On the Narrative of Arthur Gordon Pym of Nantucket
Poe, Edgar Allan. The Narrative of Arthur Gordon Pym of Nantucket. Edited by Richard Kopley. New York: Penguin Books, 1999. pp. 245. Paperback.
I can’t say I love this. The style is characteristically Poe, but I think some of the greatness of his writing is because the bulk of it is in short-form. There’s nothing like the creeping sensation that something is wrong in “The Fall of the House of Usher,” or the realization that the murderer in “The Murders in the Rue Morgue” is an orangutan that escaped from its owner. This novel carries Poe’s trademark interest in gore and horror, but the meandering nature of the novel takes away the pace that make his other works so powerful.

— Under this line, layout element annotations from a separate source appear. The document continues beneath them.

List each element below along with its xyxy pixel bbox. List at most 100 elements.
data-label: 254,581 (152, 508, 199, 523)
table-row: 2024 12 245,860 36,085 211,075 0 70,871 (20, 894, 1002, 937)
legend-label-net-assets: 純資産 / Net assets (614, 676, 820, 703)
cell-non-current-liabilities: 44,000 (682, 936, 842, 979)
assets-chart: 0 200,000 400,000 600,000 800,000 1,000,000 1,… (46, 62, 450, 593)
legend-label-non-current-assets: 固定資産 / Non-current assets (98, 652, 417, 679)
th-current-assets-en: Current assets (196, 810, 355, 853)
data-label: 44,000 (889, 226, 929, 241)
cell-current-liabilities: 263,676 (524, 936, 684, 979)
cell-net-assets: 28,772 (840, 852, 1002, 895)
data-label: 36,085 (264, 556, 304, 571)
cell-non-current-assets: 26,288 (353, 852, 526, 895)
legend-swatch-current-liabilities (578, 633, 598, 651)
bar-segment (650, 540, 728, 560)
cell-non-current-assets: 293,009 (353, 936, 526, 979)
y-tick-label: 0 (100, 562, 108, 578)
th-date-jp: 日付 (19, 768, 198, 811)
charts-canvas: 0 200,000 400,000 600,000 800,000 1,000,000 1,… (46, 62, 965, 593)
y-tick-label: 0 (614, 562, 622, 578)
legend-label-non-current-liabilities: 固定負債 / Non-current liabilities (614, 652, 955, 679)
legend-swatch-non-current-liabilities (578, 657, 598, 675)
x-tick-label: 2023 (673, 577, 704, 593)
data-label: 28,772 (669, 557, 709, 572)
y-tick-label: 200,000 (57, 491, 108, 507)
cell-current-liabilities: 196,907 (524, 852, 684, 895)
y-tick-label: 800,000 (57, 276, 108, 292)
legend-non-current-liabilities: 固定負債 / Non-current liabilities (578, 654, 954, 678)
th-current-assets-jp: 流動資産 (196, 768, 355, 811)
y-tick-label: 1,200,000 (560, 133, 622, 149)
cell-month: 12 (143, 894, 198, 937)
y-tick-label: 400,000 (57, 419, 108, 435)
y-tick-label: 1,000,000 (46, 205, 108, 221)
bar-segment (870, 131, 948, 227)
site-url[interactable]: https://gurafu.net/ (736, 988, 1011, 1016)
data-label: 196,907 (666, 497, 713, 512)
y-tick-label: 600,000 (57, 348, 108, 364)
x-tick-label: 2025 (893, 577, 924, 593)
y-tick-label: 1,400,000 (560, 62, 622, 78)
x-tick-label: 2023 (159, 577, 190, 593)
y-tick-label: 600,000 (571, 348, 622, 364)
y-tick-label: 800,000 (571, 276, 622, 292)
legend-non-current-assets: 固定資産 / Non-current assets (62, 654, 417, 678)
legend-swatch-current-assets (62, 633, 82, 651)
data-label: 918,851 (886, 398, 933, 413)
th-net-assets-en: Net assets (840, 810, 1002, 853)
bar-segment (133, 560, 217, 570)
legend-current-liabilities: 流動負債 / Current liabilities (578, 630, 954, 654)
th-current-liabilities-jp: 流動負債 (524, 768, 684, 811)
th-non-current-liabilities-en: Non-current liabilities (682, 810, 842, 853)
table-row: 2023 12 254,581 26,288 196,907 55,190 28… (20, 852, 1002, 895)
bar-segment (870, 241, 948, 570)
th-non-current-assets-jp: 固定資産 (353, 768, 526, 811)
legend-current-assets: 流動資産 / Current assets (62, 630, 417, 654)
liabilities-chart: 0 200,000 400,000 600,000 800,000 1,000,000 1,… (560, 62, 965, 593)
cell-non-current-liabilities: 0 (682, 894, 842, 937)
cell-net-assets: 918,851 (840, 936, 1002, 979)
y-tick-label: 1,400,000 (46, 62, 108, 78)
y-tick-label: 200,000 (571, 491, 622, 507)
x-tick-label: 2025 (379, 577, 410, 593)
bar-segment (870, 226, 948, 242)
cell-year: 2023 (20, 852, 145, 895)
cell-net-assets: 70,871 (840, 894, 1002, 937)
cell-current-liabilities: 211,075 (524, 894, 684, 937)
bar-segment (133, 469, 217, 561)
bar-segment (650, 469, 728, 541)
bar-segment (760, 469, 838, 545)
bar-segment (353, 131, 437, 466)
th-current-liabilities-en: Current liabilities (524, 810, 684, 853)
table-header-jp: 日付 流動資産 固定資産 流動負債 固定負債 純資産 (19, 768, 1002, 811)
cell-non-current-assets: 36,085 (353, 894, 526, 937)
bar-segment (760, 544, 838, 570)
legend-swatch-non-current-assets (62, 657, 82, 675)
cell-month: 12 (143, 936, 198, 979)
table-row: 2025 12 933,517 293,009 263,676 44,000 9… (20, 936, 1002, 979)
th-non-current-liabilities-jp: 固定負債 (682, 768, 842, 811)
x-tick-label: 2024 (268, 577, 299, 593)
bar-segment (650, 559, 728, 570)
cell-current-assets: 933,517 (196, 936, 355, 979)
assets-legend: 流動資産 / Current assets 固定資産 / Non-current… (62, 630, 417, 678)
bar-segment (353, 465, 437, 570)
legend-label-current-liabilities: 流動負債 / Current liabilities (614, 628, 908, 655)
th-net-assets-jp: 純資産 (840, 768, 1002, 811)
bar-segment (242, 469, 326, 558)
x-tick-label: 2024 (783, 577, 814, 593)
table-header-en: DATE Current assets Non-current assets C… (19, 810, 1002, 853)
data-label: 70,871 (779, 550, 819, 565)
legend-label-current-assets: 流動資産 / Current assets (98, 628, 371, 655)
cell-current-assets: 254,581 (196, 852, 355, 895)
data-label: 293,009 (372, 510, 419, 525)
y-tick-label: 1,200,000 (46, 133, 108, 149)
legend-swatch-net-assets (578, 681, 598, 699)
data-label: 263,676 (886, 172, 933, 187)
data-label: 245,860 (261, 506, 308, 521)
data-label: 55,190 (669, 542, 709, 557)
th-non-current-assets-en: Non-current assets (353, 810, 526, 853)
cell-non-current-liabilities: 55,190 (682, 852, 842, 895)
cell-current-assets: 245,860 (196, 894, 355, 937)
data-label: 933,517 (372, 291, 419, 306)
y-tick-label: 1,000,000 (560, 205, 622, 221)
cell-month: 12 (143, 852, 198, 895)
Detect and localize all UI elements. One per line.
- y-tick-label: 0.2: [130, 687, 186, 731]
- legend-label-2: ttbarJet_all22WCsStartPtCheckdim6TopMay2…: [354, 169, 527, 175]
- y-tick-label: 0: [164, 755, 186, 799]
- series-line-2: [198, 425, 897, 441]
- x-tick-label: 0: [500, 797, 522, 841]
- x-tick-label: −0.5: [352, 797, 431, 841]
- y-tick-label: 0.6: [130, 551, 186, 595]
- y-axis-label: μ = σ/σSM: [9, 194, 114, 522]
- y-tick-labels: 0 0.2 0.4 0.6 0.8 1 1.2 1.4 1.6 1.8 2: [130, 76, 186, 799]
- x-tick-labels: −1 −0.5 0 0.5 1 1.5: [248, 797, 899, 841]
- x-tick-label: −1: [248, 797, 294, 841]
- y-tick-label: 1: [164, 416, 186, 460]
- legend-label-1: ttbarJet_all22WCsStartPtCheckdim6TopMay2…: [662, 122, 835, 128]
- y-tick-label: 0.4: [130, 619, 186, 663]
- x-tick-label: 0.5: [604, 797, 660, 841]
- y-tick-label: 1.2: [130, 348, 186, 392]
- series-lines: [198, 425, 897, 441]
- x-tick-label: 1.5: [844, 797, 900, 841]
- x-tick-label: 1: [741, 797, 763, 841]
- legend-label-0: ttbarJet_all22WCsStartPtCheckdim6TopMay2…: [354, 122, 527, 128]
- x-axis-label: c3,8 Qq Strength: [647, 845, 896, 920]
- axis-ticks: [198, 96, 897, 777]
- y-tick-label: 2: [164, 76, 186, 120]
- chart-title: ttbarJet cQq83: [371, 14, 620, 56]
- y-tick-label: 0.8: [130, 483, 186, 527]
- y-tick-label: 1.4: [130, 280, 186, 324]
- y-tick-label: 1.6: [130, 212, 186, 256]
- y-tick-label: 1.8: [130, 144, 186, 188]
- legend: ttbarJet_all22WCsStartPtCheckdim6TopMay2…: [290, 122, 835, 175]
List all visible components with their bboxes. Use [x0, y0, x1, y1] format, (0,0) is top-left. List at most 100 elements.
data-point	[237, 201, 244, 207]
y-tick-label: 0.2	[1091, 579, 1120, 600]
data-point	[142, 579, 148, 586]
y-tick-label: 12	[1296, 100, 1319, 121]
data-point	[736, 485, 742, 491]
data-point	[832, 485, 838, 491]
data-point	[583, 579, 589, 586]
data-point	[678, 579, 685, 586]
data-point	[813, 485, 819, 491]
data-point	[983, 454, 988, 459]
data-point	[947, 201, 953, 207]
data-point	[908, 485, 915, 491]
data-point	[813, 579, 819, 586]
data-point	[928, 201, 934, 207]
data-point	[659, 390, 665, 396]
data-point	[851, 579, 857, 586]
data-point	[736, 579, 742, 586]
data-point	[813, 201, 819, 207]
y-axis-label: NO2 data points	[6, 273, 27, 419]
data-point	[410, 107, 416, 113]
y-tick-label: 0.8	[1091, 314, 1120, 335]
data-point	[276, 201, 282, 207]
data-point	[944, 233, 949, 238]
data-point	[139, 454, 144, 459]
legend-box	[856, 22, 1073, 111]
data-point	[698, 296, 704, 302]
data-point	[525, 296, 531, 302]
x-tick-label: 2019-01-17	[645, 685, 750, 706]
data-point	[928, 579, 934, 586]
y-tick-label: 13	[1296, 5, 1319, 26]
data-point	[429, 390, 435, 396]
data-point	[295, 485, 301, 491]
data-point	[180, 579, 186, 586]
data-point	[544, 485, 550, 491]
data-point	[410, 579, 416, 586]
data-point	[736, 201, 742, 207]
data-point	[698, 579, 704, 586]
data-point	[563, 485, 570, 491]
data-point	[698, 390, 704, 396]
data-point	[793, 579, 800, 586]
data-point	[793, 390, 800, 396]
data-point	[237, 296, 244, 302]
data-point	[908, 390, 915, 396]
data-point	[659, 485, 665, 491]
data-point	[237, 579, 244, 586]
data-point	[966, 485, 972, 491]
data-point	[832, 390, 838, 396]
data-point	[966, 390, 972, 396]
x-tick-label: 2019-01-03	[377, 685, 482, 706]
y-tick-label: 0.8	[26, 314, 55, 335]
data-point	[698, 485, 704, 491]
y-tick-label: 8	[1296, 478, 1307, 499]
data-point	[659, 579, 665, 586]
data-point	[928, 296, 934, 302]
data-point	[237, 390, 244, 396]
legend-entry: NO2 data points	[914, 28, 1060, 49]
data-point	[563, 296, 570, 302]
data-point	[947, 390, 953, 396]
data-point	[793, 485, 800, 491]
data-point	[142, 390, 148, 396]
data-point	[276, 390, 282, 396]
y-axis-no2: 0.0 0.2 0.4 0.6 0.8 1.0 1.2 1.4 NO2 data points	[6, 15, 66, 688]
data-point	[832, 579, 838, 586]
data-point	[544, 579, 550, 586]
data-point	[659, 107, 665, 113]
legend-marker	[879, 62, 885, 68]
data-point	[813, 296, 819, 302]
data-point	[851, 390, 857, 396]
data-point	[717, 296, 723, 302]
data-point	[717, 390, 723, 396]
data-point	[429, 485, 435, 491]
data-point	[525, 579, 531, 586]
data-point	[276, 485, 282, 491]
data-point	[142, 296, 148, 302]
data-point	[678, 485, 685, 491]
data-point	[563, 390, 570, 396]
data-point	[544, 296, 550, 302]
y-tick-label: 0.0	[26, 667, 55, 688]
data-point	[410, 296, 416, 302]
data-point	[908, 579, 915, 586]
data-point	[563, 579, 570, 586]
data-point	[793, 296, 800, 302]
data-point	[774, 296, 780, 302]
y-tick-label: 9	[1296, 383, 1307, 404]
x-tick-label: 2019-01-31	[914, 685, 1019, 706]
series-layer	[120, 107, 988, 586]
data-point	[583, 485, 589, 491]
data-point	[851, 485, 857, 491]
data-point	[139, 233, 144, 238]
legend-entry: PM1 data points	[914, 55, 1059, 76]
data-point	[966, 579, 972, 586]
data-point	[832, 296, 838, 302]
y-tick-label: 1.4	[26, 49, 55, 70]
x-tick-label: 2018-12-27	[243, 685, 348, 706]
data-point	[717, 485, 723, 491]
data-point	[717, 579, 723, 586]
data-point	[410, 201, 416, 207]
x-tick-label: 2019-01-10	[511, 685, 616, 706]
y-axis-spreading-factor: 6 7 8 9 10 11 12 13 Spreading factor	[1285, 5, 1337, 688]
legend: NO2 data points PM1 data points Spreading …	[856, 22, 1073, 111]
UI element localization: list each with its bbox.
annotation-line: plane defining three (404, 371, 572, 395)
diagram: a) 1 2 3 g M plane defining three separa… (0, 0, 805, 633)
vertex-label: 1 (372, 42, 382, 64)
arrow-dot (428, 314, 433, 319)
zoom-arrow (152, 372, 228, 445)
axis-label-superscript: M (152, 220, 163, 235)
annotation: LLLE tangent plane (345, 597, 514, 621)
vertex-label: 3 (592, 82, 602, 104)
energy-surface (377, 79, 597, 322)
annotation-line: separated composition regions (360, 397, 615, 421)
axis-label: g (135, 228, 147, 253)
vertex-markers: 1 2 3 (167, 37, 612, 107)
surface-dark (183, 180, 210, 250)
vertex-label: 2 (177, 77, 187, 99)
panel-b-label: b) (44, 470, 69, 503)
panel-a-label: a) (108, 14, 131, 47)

That said, The Narrative of Arthur Gordon Pym of Nantucket was an influential book, even if it wasn’t well-reviewed at the time. Perhaps most notably, this book inspired Herman Melville’s Moby-Dick or, the Whale and various works by French adventure author, Jules Verne. Yet, nearly two centuries after publication, it doesn’t stand up nearly as well as I was hoping.
I understand why Poe wrote a novel—he needed money and could ostensibly make more from writing a novel than short stories—but this isn’t so good.